Jury Awards FM/CFS Patient

Discussion in 'Fibromyalgia Main Forum' started by shackled, Mar 21, 2007.

  1. shackled

    shackled New Member

    I like to know how many people have been able to win a case. I lost mine 3 years ago because of an FCE test. I my doctor didn't follow the notes from my previous doctor which said no FCE test could ever be given to me. Saw a lawyer who said because of one error from this Dr. and the FCE test said your lying; i received a letter saying no more payments. This was an insurance policy that I paid for 14 yrs. hoping to never use but due to FMS caused from failed back surgery can no longer work. ANY ADVICE would be helpful.
    I'm pleased for this case but here in Texas still not winning any.
    Shackled
  2. obrnlc

    obrnlc New Member

    hi shackled!
    sorry to hear about your insur. dilemna, do you still have an appeal open?
    One thing you can do is get their invoices (required to send to you) from the FCE, but FIRST, have your att. or a doc record a call to find out the cost for a person w/no insur. to be tested (like they are setting up an appointment)
    i did this and was amazed (so was att.) @ the price the disab. paid for "what they wanted to hear" versus the cost for a regular patient!

    It sounds like you don't have an appeal, tho, if it has been 3 years, next need to see if this is an ERISA case or not (maybe not if you paid for it--- 100%?) Then go shopping for a really good lawyer willing to take a case like this on contingency, cuz it is going to be tricky.

    You didn't by any chance VIDEOTAPE your FCE, did you? I didn't and knew that i should have since they "lined the pockets " to the tune of $800+ for a test given to regular pts for $200! My husband decided it would just be too rude, what fools we were! You are dealing with the devil on this one--Good luck--L
  3. vicket

    vicket New Member

    What is this FCE test?..............vicket
  4. Shalala

    Shalala New Member

    Looks like it is yet another way to stick it to us. I found this at the CFIDS Assn of America web site ....

    Commentary
    Disability Tests: Finding a Fix for the FCE
    By Richard Podell, MD, MPH

    Mary Tierney is a divorced, 34-year-old attorney. She has been unable to work since she developed severe CFIDS in early 1999. Her private disability insurance carrier agreed that she was disabled, and began to support her with monthly checks at about one-third her prior salary.

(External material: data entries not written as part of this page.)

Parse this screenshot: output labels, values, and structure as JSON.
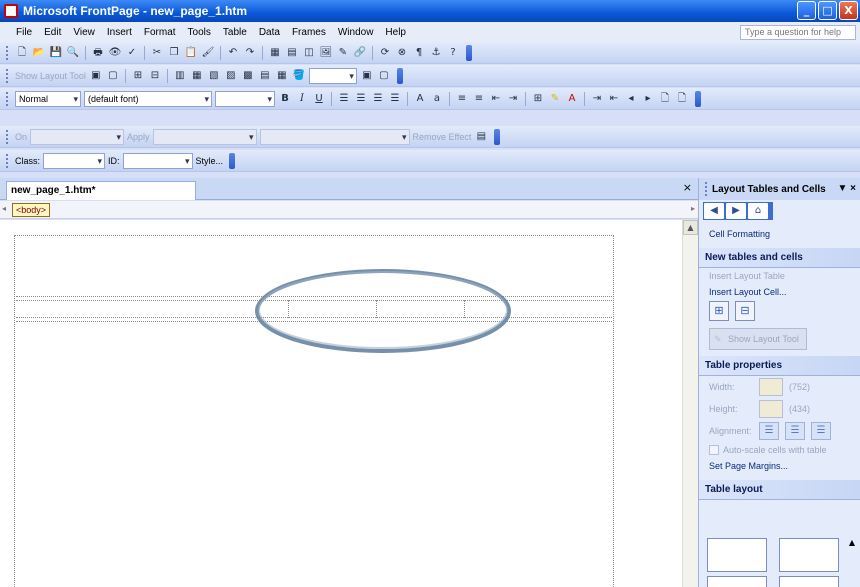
{
  "window": {
    "title": "Microsoft FrontPage - new_page_1.htm",
    "min": "_",
    "max": "□",
    "close": "X"
  },
  "menu": {
    "items": [
      "File",
      "Edit",
      "View",
      "Insert",
      "Format",
      "Tools",
      "Table",
      "Data",
      "Frames",
      "Window",
      "Help"
    ],
    "help_placeholder": "Type a question for help"
  },
  "toolbar_layout": {
    "show_layout_tool": "Show Layout Tool"
  },
  "toolbar_format": {
    "style": "Normal",
    "font": "(default font)",
    "bold": "B",
    "italic": "I",
    "underline": "U"
  },
  "toolbar_dhtml": {
    "on": "On",
    "apply": "Apply",
    "remove_effect": "Remove Effect"
  },
  "toolbar_tag": {
    "class_label": "Class:",
    "id_label": "ID:",
    "style_button": "Style..."
  },
  "document": {
    "tab": "new_page_1.htm*",
    "close": "×",
    "quick_tag": "<body>"
  },
  "taskpane": {
    "title": "Layout Tables and Cells",
    "menu_arrow": "▼",
    "close": "×",
    "cell_formatting": "Cell Formatting",
    "section_new": "New tables and cells",
    "insert_layout_table": "Insert Layout Table",
    "insert_layout_cell": "Insert Layout Cell...",
    "show_layout_tool": "Show Layout Tool",
    "section_props": "Table properties",
    "width_label": "Width:",
    "width_value": "(752)",
    "height_label": "Height:",
    "height_value": "(434)",
    "alignment_label": "Alignment:",
    "autoscale": "Auto-scale cells with table",
    "set_margins": "Set Page Margins...",
    "section_layout": "Table layout"
  }
}
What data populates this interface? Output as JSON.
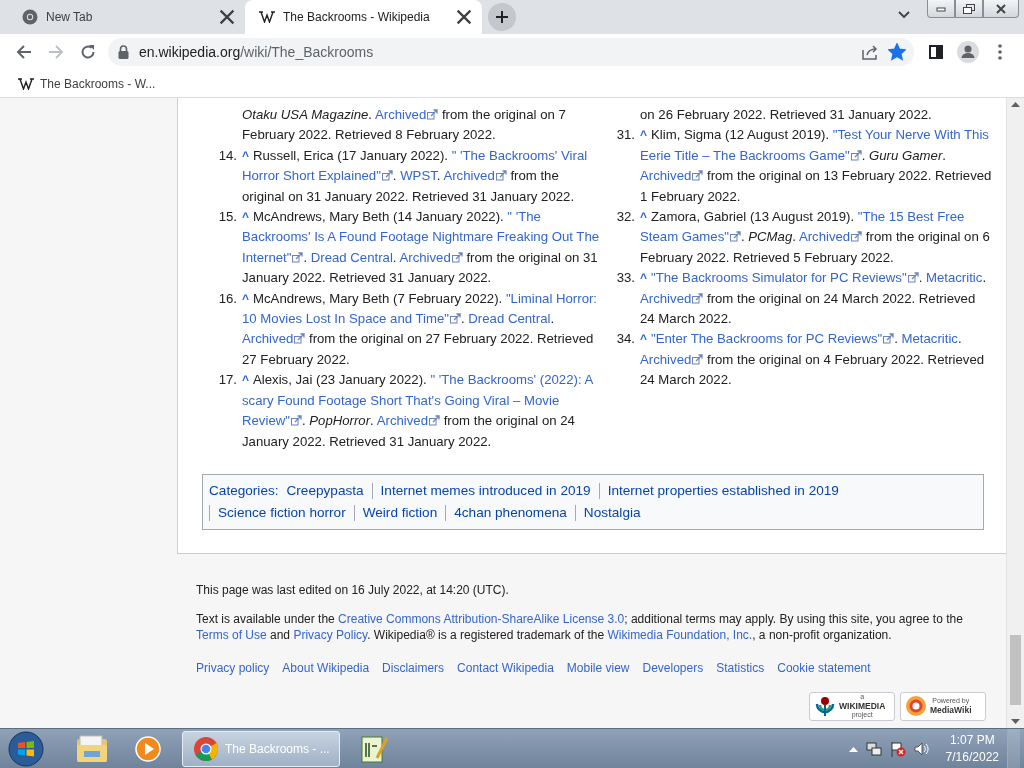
{
  "browser": {
    "tabs": [
      {
        "title": "New Tab",
        "kind": "newtab",
        "selected": false
      },
      {
        "title": "The Backrooms - Wikipedia",
        "kind": "wikipedia",
        "selected": true
      }
    ],
    "address": {
      "host": "en.wikipedia.org",
      "path": "/wiki/The_Backrooms"
    },
    "bookmarked": true,
    "bookmarks": [
      {
        "label": "The Backrooms - W..."
      }
    ]
  },
  "references": {
    "columns": [
      [
        {
          "lines": [
            [
              {
                "kind": "italic",
                "text": "Otaku USA Magazine"
              },
              {
                "kind": "text",
                "text": ". "
              },
              {
                "kind": "link",
                "text": "Archived",
                "external": true
              },
              {
                "kind": "text",
                "text": " from the original on 7"
              }
            ],
            [
              {
                "kind": "text",
                "text": "February 2022. Retrieved 8 February 2022."
              }
            ]
          ]
        },
        {
          "number": "14.",
          "backlink": "^",
          "lines": [
            [
              {
                "kind": "text",
                "text": "Russell, Erica (17 January 2022). "
              },
              {
                "kind": "link",
                "text": "\" 'The Backrooms' Viral",
                "external": false
              }
            ],
            [
              {
                "kind": "link",
                "text": "Horror Short Explained\"",
                "external": true
              },
              {
                "kind": "text",
                "text": ". "
              },
              {
                "kind": "link",
                "text": "WPST",
                "external": false
              },
              {
                "kind": "text",
                "text": ". "
              },
              {
                "kind": "link",
                "text": "Archived",
                "external": true
              },
              {
                "kind": "text",
                "text": " from the"
              }
            ],
            [
              {
                "kind": "text",
                "text": "original on 31 January 2022. Retrieved 31 January 2022."
              }
            ]
          ]
        },
        {
          "number": "15.",
          "backlink": "^",
          "lines": [
            [
              {
                "kind": "text",
                "text": "McAndrews, Mary Beth (14 January 2022). "
              },
              {
                "kind": "link",
                "text": "\" 'The",
                "external": false
              }
            ],
            [
              {
                "kind": "link",
                "text": "Backrooms' Is A Found Footage Nightmare Freaking Out The",
                "external": false
              }
            ],
            [
              {
                "kind": "link",
                "text": "Internet\"",
                "external": true
              },
              {
                "kind": "text",
                "text": ". "
              },
              {
                "kind": "link",
                "text": "Dread Central",
                "external": false
              },
              {
                "kind": "text",
                "text": ". "
              },
              {
                "kind": "link",
                "text": "Archived",
                "external": true
              },
              {
                "kind": "text",
                "text": " from the original on 31"
              }
            ],
            [
              {
                "kind": "text",
                "text": "January 2022. Retrieved 31 January 2022."
              }
            ]
          ]
        },
        {
          "number": "16.",
          "backlink": "^",
          "lines": [
            [
              {
                "kind": "text",
                "text": "McAndrews, Mary Beth (7 February 2022). "
              },
              {
                "kind": "link",
                "text": "\"Liminal Horror:",
                "external": false
              }
            ],
            [
              {
                "kind": "link",
                "text": "10 Movies Lost In Space and Time\"",
                "external": true
              },
              {
                "kind": "text",
                "text": ". "
              },
              {
                "kind": "link",
                "text": "Dread Central",
                "external": false
              },
              {
                "kind": "text",
                "text": "."
              }
            ],
            [
              {
                "kind": "link",
                "text": "Archived",
                "external": true
              },
              {
                "kind": "text",
                "text": " from the original on 27 February 2022. Retrieved"
              }
            ],
            [
              {
                "kind": "text",
                "text": "27 February 2022."
              }
            ]
          ]
        },
        {
          "number": "17.",
          "backlink": "^",
          "lines": [
            [
              {
                "kind": "text",
                "text": "Alexis, Jai (23 January 2022). "
              },
              {
                "kind": "link",
                "text": "\" 'The Backrooms' (2022): A",
                "external": false
              }
            ],
            [
              {
                "kind": "link",
                "text": "scary Found Footage Short That's Going Viral – Movie",
                "external": false
              }
            ],
            [
              {
                "kind": "link",
                "text": "Review\"",
                "external": true
              },
              {
                "kind": "text",
                "text": ". "
              },
              {
                "kind": "italic",
                "text": "PopHorror"
              },
              {
                "kind": "text",
                "text": ". "
              },
              {
                "kind": "link",
                "text": "Archived",
                "external": true
              },
              {
                "kind": "text",
                "text": " from the original on 24"
              }
            ],
            [
              {
                "kind": "text",
                "text": "January 2022. Retrieved 31 January 2022."
              }
            ]
          ]
        }
      ],
      [
        {
          "lines": [
            [
              {
                "kind": "text",
                "text": "on 26 February 2022. Retrieved 31 January 2022."
              }
            ]
          ]
        },
        {
          "number": "31.",
          "backlink": "^",
          "lines": [
            [
              {
                "kind": "text",
                "text": "Klim, Sigma (12 August 2019). "
              },
              {
                "kind": "link",
                "text": "\"Test Your Nerve With This",
                "external": false
              }
            ],
            [
              {
                "kind": "link",
                "text": "Eerie Title – The Backrooms Game\"",
                "external": true
              },
              {
                "kind": "text",
                "text": ". "
              },
              {
                "kind": "italic",
                "text": "Guru Gamer"
              },
              {
                "kind": "text",
                "text": "."
              }
            ],
            [
              {
                "kind": "link",
                "text": "Archived",
                "external": true
              },
              {
                "kind": "text",
                "text": " from the original on 13 February 2022. Retrieved"
              }
            ],
            [
              {
                "kind": "text",
                "text": "1 February 2022."
              }
            ]
          ]
        },
        {
          "number": "32.",
          "backlink": "^",
          "lines": [
            [
              {
                "kind": "text",
                "text": "Zamora, Gabriel (13 August 2019). "
              },
              {
                "kind": "link",
                "text": "\"The 15 Best Free",
                "external": false
              }
            ],
            [
              {
                "kind": "link",
                "text": "Steam Games\"",
                "external": true
              },
              {
                "kind": "text",
                "text": ". "
              },
              {
                "kind": "italic",
                "text": "PCMag"
              },
              {
                "kind": "text",
                "text": ". "
              },
              {
                "kind": "link",
                "text": "Archived",
                "external": true
              },
              {
                "kind": "text",
                "text": " from the original on 6"
              }
            ],
            [
              {
                "kind": "text",
                "text": "February 2022. Retrieved 5 February 2022."
              }
            ]
          ]
        },
        {
          "number": "33.",
          "backlink": "^",
          "lines": [
            [
              {
                "kind": "link",
                "text": "\"The Backrooms Simulator for PC Reviews\"",
                "external": true
              },
              {
                "kind": "text",
                "text": ". "
              },
              {
                "kind": "link",
                "text": "Metacritic",
                "external": false
              },
              {
                "kind": "text",
                "text": "."
              }
            ],
            [
              {
                "kind": "link",
                "text": "Archived",
                "external": true
              },
              {
                "kind": "text",
                "text": " from the original on 24 March 2022. Retrieved"
              }
            ],
            [
              {
                "kind": "text",
                "text": "24 March 2022."
              }
            ]
          ]
        },
        {
          "number": "34.",
          "backlink": "^",
          "lines": [
            [
              {
                "kind": "link",
                "text": "\"Enter The Backrooms for PC Reviews\"",
                "external": true
              },
              {
                "kind": "text",
                "text": ". "
              },
              {
                "kind": "link",
                "text": "Metacritic",
                "external": false
              },
              {
                "kind": "text",
                "text": "."
              }
            ],
            [
              {
                "kind": "link",
                "text": "Archived",
                "external": true
              },
              {
                "kind": "text",
                "text": " from the original on 4 February 2022. Retrieved"
              }
            ],
            [
              {
                "kind": "text",
                "text": "24 March 2022."
              }
            ]
          ]
        }
      ]
    ]
  },
  "categories": {
    "label": "Categories:",
    "items": [
      "Creepypasta",
      "Internet memes introduced in 2019",
      "Internet properties established in 2019",
      "Science fiction horror",
      "Weird fiction",
      "4chan phenomena",
      "Nostalgia"
    ]
  },
  "footer": {
    "last_edited": "This page was last edited on 16 July 2022, at 14:20 (UTC).",
    "license": [
      {
        "kind": "text",
        "text": "Text is available under the "
      },
      {
        "kind": "link",
        "text": "Creative Commons Attribution-ShareAlike License 3.0"
      },
      {
        "kind": "text",
        "text": "; additional terms may apply. By using this site, you agree to the "
      },
      {
        "kind": "link",
        "text": "Terms of Use"
      },
      {
        "kind": "text",
        "text": " and "
      },
      {
        "kind": "link",
        "text": "Privacy Policy"
      },
      {
        "kind": "text",
        "text": ". Wikipedia® is a registered trademark of the "
      },
      {
        "kind": "link",
        "text": "Wikimedia Foundation, Inc."
      },
      {
        "kind": "text",
        "text": ", a non-profit organization."
      }
    ],
    "links": [
      "Privacy policy",
      "About Wikipedia",
      "Disclaimers",
      "Contact Wikipedia",
      "Mobile view",
      "Developers",
      "Statistics",
      "Cookie statement"
    ],
    "badges": [
      {
        "kind": "wikimedia",
        "small": "a",
        "big": "WIKIMEDIA",
        "sub": "project"
      },
      {
        "kind": "mediawiki",
        "small": "Powered by",
        "big": "MediaWiki"
      }
    ]
  },
  "taskbar": {
    "apps": [
      {
        "kind": "explorer",
        "selected": false
      },
      {
        "kind": "media",
        "selected": false
      },
      {
        "kind": "browser",
        "label": "The Backrooms - ...",
        "selected": true
      },
      {
        "kind": "notepad",
        "selected": false
      }
    ],
    "clock": {
      "time": "1:07 PM",
      "date": "7/16/2022"
    }
  }
}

    Early this year, however, Mary’s insurance company re-evaluated her case. What happened next is a scenario feared by thousands of CFIDS patients across America: The insurance carrier, using tests that do not measure the true nature of the disability CFIDS creates, decided to deny Mary further benefits.

    Mary was asked to take a Functional Capacity Evaluation (FCE), a battery of tests insurance companies employ to determine eligibility for disability payments. The standard FCE protocol of relatively brief exertion was designed to evaluate a broad range of conditions, including bad backs, painful knees, emphysema and heart disease.

    In most cases, the FCE works fine. If a person’s back is stiff, or if he or she limps with each step, one should be able to observe that accurately within just a few minutes. If you put someone on a treadmill who has angina or emphysema, symptoms — if they are to occur — will usually appear during the stress test or within a few minutes after. This “acute reaction” model is what current FCE protocols assume.

    However, this is not a valid model for people with CFS. Mary’s case demonstrates why. Mary reports that on good days she can read intensely for about an hour, or spend two hours running errands, but not both. Either way she has to lie down for several hours each afternoon. On bad days she is much worse.

    Most frustrating of all, when she does have a good day and increases her activity, she almost always pays a price. Not immediately, but several hours or even a day later, fatigue and muscle pain would flare and her concentration would fall. She would usually recover within a day, but if she had extended herself significantly it might take a week.

    Before taking the FCE test, Mary rested for a few days to be able to do her best. Over about one and one-half hours she did 15-minute bursts of light to moderate exertion — touching her toes, lifting 10 pounds, crawling, sitting, etc. Five minute breaks were allowed between sessions. As the testing continued, Mary told her tester that her pain was getting worse and she feared that a flare-up of symptoms would take place by evening. She asked how she could report this to the tester, so it could be included in her record. The therapist suggested that she take that up with her case manager. Mary slept all the way home in a taxi, then crawled into bed and essentially stayed there for the next day and a half. It took about a week to gain her pre-testing status.

    Three weeks later, her attorney received a letter. The insurance company said that Mary could lift 10 pounds frequently, push, stoop and crouch occasionally and sit in a chair for 30 minutes if allowed to shift positions. The report concluded that she was capable of resuming full-time work in her old job as an attorney. There was no explanation of how this judgment was made.

    What’s wrong with this picture? How can someone whose ongoing function is so limited be judged to score so well on just a one- to two-hour test that the tester is confident she can work full time?

    The answer: A sad misunderstanding. The FCE tester and CFIDS experts are speaking different languages. We need a clear translation if each is to understand what the other is saying.

    Some CFIDS patients are unable to do even limited exertion. The current FCE can document their limitations, and they would be viewed as disabled. However, CFIDS often has a very different pattern. People may push through during short bursts of activity, but later their symptoms flare and they are not able to function. This delayed phase response is precisely the phase of testing that current protocols omit.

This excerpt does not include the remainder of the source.